Durum çay içinse bu kadar net değil
Sonuçlar, günde bir veya daha az fincan çay içmenin hiç içmemeye kıyasla, genel olarak baş ve boyun kanserleri riskinin yüzde 9 daha düşük olmasıyla ve özellikle alt boğazda kanser riskinin azalmasıyla ilişkili olduğunu gösterdi.
Lee şöyle konuştu: “Belki de kafein dışındaki biyoaktif bileşikler kahve ve çayın potansiyel kanser karşıtı etkisine katkıda bulunuyor.”
Ancak madalyonun bir de diğer tarafı var.
Günde bir fincandan fazla çay içmenin gırtlak kanserine yakalanma riskini yüzde 38 oranında artırdığı belirtiliyor. Ekip, bunun çay içmenin gırtlak kanserine yakalanma riskini artıran gastro özofageal reflü hastalığı riskini artırmasından kaynaklanabileceğini öne sürüyor.
Diğer yandan araştırmacılar, çalışmanın bazı sınırlamaları olduğunu, bunlar arasında çay ve kahve içildiğine dair kişisel bildirimlerin güvenilir olmayabileceğini ve çay veya kahve türünün dikkate alınmadığını belirtiyor.

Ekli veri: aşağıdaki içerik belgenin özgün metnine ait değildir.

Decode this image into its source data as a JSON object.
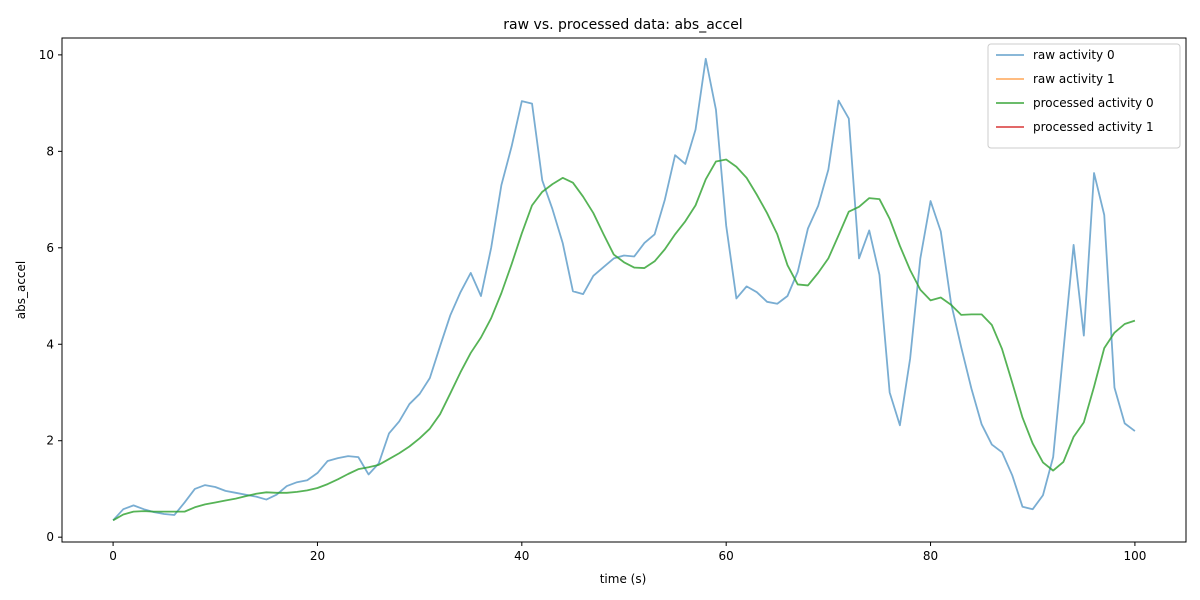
{
  "chart_data": {
    "type": "line",
    "title": "raw vs. processed data: abs_accel",
    "xlabel": "time (s)",
    "ylabel": "abs_accel",
    "xlim": [
      -5,
      105
    ],
    "ylim": [
      -0.1,
      10.35
    ],
    "xticks": [
      0,
      20,
      40,
      60,
      80,
      100
    ],
    "yticks": [
      0,
      2,
      4,
      6,
      8,
      10
    ],
    "grid": false,
    "legend_position": "top-right",
    "series": [
      {
        "name": "raw activity 0",
        "color": "#1f77b4",
        "opacity": 0.6,
        "x": [
          0,
          1,
          2,
          3,
          4,
          5,
          6,
          7,
          8,
          9,
          10,
          11,
          12,
          13,
          14,
          15,
          16,
          17,
          18,
          19,
          20,
          21,
          22,
          23,
          24,
          25,
          26,
          27,
          28,
          29,
          30,
          31,
          32,
          33,
          34,
          35,
          36,
          37,
          38,
          39,
          40,
          41,
          42,
          43,
          44,
          45,
          46,
          47,
          48,
          49,
          50,
          51,
          52,
          53,
          54,
          55,
          56,
          57,
          58,
          59,
          60,
          61,
          62,
          63,
          64,
          65,
          66,
          67,
          68,
          69,
          70,
          71,
          72,
          73,
          74,
          75,
          76,
          77,
          78,
          79,
          80,
          81,
          82,
          83,
          84,
          85,
          86,
          87,
          88,
          89,
          90,
          91,
          92,
          93,
          94,
          95,
          96,
          97,
          98,
          99,
          100
        ],
        "y": [
          0.35,
          0.58,
          0.66,
          0.58,
          0.52,
          0.48,
          0.46,
          0.72,
          1.0,
          1.08,
          1.04,
          0.96,
          0.92,
          0.88,
          0.84,
          0.78,
          0.88,
          1.06,
          1.14,
          1.18,
          1.33,
          1.58,
          1.64,
          1.68,
          1.66,
          1.3,
          1.53,
          2.15,
          2.4,
          2.76,
          2.97,
          3.3,
          3.96,
          4.6,
          5.08,
          5.48,
          5.0,
          6.0,
          7.3,
          8.1,
          9.04,
          8.99,
          7.4,
          6.8,
          6.1,
          5.1,
          5.04,
          5.42,
          5.6,
          5.78,
          5.84,
          5.82,
          6.1,
          6.28,
          7.0,
          7.92,
          7.74,
          8.45,
          9.92,
          8.86,
          6.46,
          4.95,
          5.2,
          5.08,
          4.88,
          4.84,
          5.0,
          5.5,
          6.4,
          6.87,
          7.62,
          9.05,
          8.68,
          5.78,
          6.36,
          5.44,
          3.0,
          2.32,
          3.7,
          5.78,
          6.97,
          6.34,
          4.86,
          3.94,
          3.08,
          2.34,
          1.92,
          1.76,
          1.28,
          0.63,
          0.58,
          0.87,
          1.66,
          3.86,
          6.06,
          4.18,
          7.55,
          6.68,
          3.1,
          2.36,
          2.2
        ]
      },
      {
        "name": "raw activity 1",
        "color": "#ff7f0e",
        "opacity": 0.6,
        "x": [],
        "y": []
      },
      {
        "name": "processed activity 0",
        "color": "#2ca02c",
        "opacity": 0.8,
        "x": [
          0,
          1,
          2,
          3,
          4,
          5,
          6,
          7,
          8,
          9,
          10,
          11,
          12,
          13,
          14,
          15,
          16,
          17,
          18,
          19,
          20,
          21,
          22,
          23,
          24,
          25,
          26,
          27,
          28,
          29,
          30,
          31,
          32,
          33,
          34,
          35,
          36,
          37,
          38,
          39,
          40,
          41,
          42,
          43,
          44,
          45,
          46,
          47,
          48,
          49,
          50,
          51,
          52,
          53,
          54,
          55,
          56,
          57,
          58,
          59,
          60,
          61,
          62,
          63,
          64,
          65,
          66,
          67,
          68,
          69,
          70,
          71,
          72,
          73,
          74,
          75,
          76,
          77,
          78,
          79,
          80,
          81,
          82,
          83,
          84,
          85,
          86,
          87,
          88,
          89,
          90,
          91,
          92,
          93,
          94,
          95,
          96,
          97,
          98,
          99,
          100
        ],
        "y": [
          0.35,
          0.47,
          0.53,
          0.54,
          0.53,
          0.53,
          0.53,
          0.53,
          0.62,
          0.68,
          0.72,
          0.76,
          0.8,
          0.85,
          0.9,
          0.93,
          0.92,
          0.92,
          0.94,
          0.97,
          1.02,
          1.1,
          1.2,
          1.31,
          1.41,
          1.45,
          1.5,
          1.62,
          1.74,
          1.88,
          2.05,
          2.25,
          2.55,
          2.98,
          3.42,
          3.82,
          4.14,
          4.54,
          5.06,
          5.66,
          6.3,
          6.88,
          7.16,
          7.32,
          7.45,
          7.35,
          7.06,
          6.72,
          6.28,
          5.86,
          5.7,
          5.59,
          5.58,
          5.72,
          5.97,
          6.28,
          6.55,
          6.88,
          7.42,
          7.79,
          7.83,
          7.68,
          7.45,
          7.1,
          6.72,
          6.28,
          5.64,
          5.24,
          5.22,
          5.48,
          5.78,
          6.26,
          6.75,
          6.85,
          7.03,
          7.01,
          6.6,
          6.04,
          5.54,
          5.13,
          4.91,
          4.97,
          4.82,
          4.61,
          4.62,
          4.62,
          4.4,
          3.9,
          3.2,
          2.48,
          1.94,
          1.55,
          1.38,
          1.56,
          2.08,
          2.38,
          3.12,
          3.92,
          4.24,
          4.42,
          4.49
        ]
      },
      {
        "name": "processed activity 1",
        "color": "#d62728",
        "opacity": 0.8,
        "x": [],
        "y": []
      }
    ]
  }
}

King’s College London’dan beslenme ve diyetetik profesörü emekli Tom Sanders da şunları diyor:
“Gözlemsel çalışmalarda, örneğin tütün ve alkolün karmaşık etkilerini istatistiksel analizden tamamen çıkarmak çok zordur.
Sonuç olarak, çok fazla kahve ve çay içen kişilerin alkol ve tütün kullanımı gibi diğer zararlı davranışlardan kaçınma olasılığı daha yüksek olabilir veya diğer nedenlerle bu kanserlere yakalanma riskleri daha düşük olabilir.”